Irina: «Sei milioni per Cantù
Ma non a tutti andiamo bene»

Intervista alla presidente della Pallacanestro Cantù: «Delusa? Più che altro sono perplessa»

L’ agendina è sulla scrivania. Pagine di appunti, fitti fitti. Penna blu su fogli bianchi. Ma è più una mossa psicologica. Perché non toglie mai lo sguardo dall’interlocutore e non si cura di quello che ha scritto.

Va dritta al punto. «Una situazione strana». E lo ripeterà più volte nell’intervista. Un mix di inglese, fluente, qualche parola in italiano e altre naturalmente in russo. «Una situazione strana», Irina Gerasimenko, presidente della Pallacanestro Cantù, è più che mai sul pezzo. E non ha bisogno di quello che si è appuntata per tenere alto il ritmo della conversazione.

Cosa non si spiega?

Posso cominciare dall’inizio, giusto per inquadrare meglio la situazione?

Faccia pure, nessun problema.

Si sono scritte e dette tante cose, in quest’ultimo periodo, preferisco parlare direttamente.

Vada, vada...

Dall’inizio, il nostro unico impegno è stato quello di stabilizzare il club. Per poi investire e costruire qualcosa di importante.

Quindi?

Non è stato semplice. Però questa è una città che mi piace. Un ambiente unico, con persone giuste. E in tanti con la testa rivolta alla pallacanestro.

E dunque?

Dunque ho capito il ritmo e le abitudini della gente. Mi hanno stregato i sentimenti, l’atmosfera e il calore del Pianella. Ecco perché poi abbiamo deciso di acquistarlo e rinnovarlo.

Eppure...

Eccoci alla questione. Eppure c’è gente che non ci perdona mai nulla. Un anno e mezzo dopo aver rilevato il club, dopo che tantissime cose sono cambiate, ancora non si capiscono i nostri sforzi. E noi siamo rimasti i russi arrivati qui per distruggere la società, Cantù e l’Italia. Non un grazie. Anzi, in realtà qualcuno c’è. Ma sono lo stesso molto pochi. Una situazione strana.

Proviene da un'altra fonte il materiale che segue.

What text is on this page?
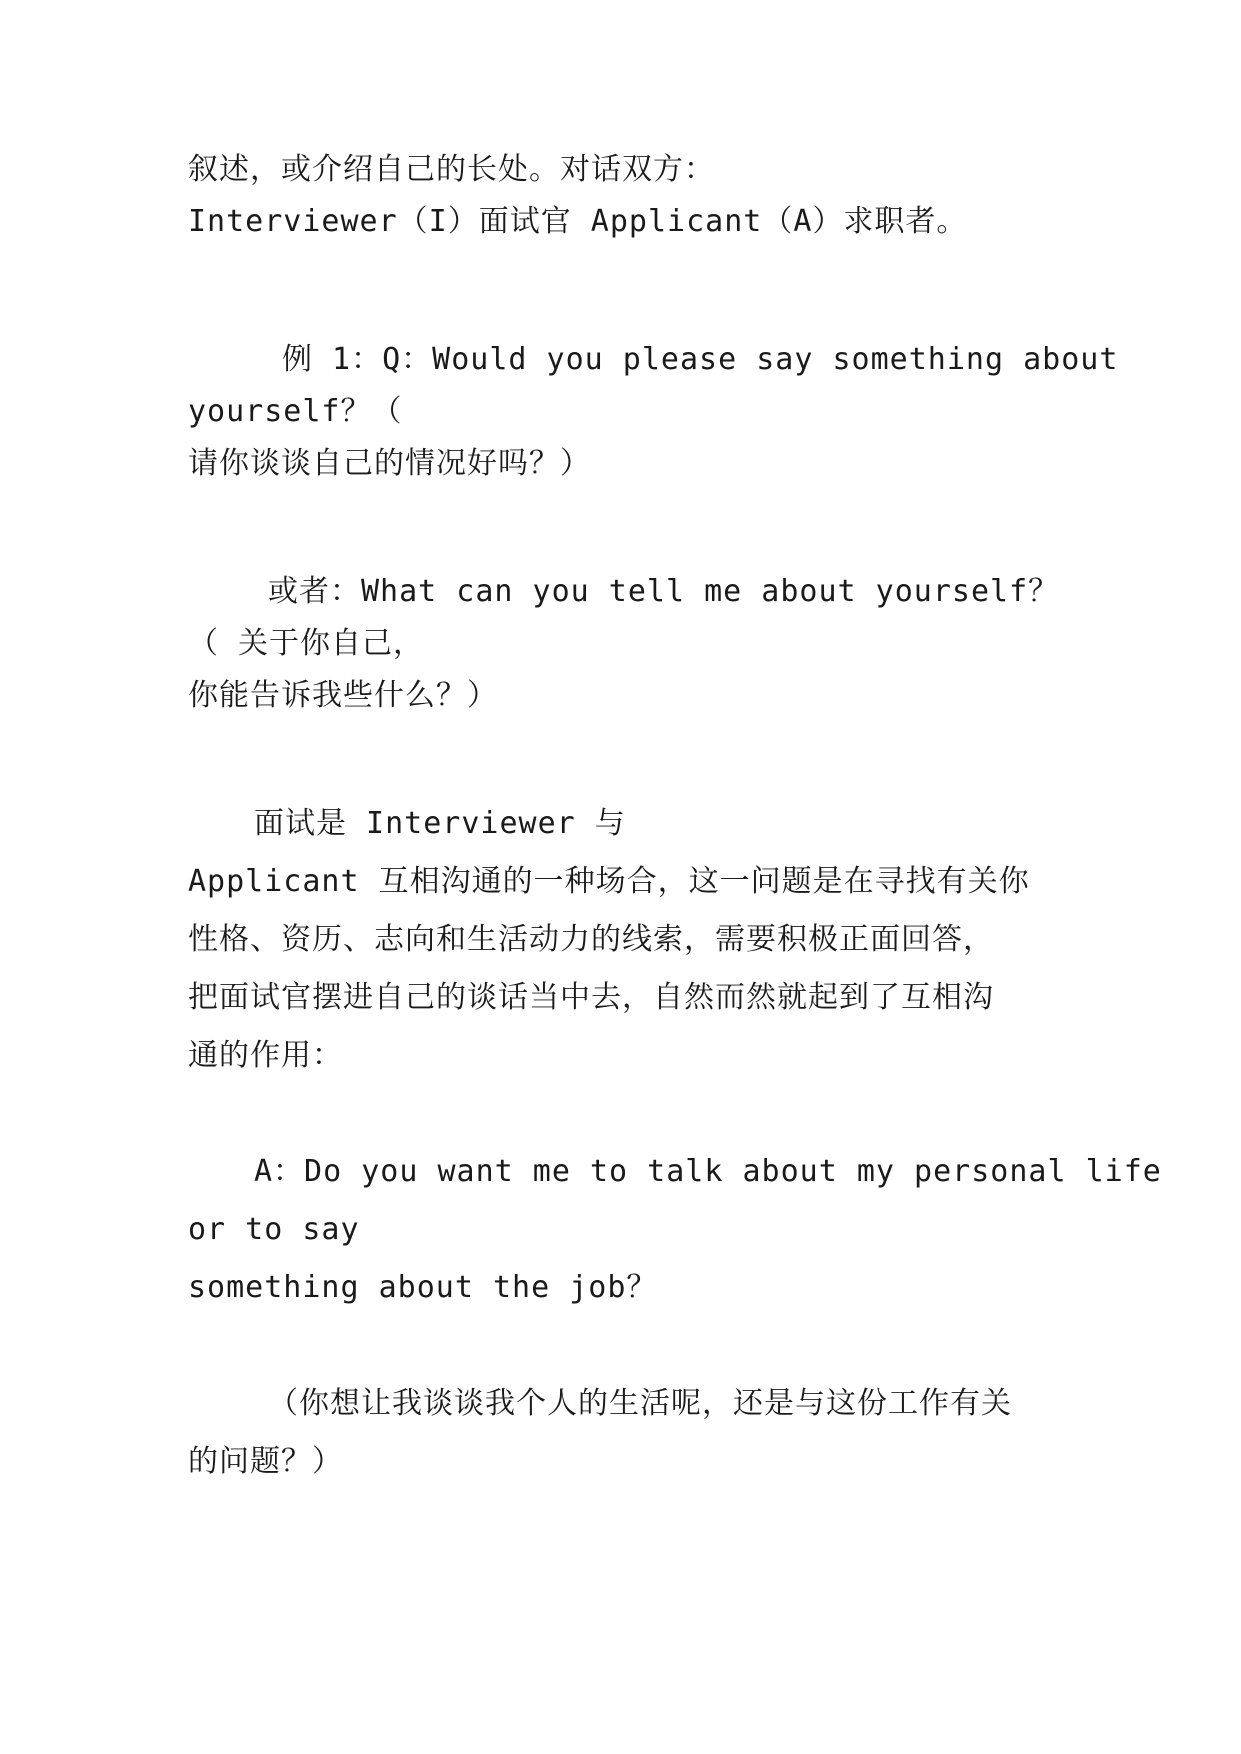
叙述，或介绍自己的长处。对话双方：
Interviewer（I）面试官 Applicant（A）求职者。
例 1：Q：Would you please say something about
yourself？（
请你谈谈自己的情况好吗？）
或者：What can you tell me about yourself？
（ 关于你自己，
你能告诉我些什么？）
面试是 Interviewer 与
Applicant 互相沟通的一种场合，这一问题是在寻找有关你
性格、资历、志向和生活动力的线索，需要积极正面回答，
把面试官摆进自己的谈话当中去，自然而然就起到了互相沟
通的作用：
A：Do you want me to talk about my personal life
or to say
something about the job？
（你想让我谈谈我个人的生活呢，还是与这份工作有关
的问题？）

Vuol dire che siete rimasti soli?

Vuol dire che abbiamo amici veri, e non sono pochi. Che abbiamo l’appoggio dei nostri tifosi, e sono unici. Ma ci manca ancora dell’altro.

Tipo?

Tipo sponsorizzazioni, abbinamenti e contributi: una situazione inspiegabile.

Ma il suo è uno sfogo o un testamento?

Macché testamento. Siamo e saremo ancora qui. Sono una guerriera, non mi abbatto. Ma almeno lasciatemi la possibilità di covare un po’ di delusione.

Le cose non sono mai cambiate? Nemmeno quando voi avete deciso di voltare pagina, tornando sui vostri passi iniziali e riaprendo allo staff e alla mentalità italiana?

Difficile capire perché la gente non creda nella mia famiglia e nel nostro progetto. Abbiamo sempre cercato di fare il meglio, scegliendo i coach più preparati e giocatori già pronti. Se lavori, sbagli. E noi che lavoriamo tutti i giorni probabilmente avremo pure sbagliato. Ma sempre pensando di fare il meglio per la società.

Delusa?

Più che altro perplessa. Fino adesso, tra club e nuovo palazzetto, la mia famiglia ha già messo sei milioni di euro. In un anno e mezzo non mi sembrano pochi.

Per raccogliere poco, però.

Vero. Ma si è fatto tutto pensando che fosse la cosa migliore per Cantù. E tra l’altro tra mille difficoltà.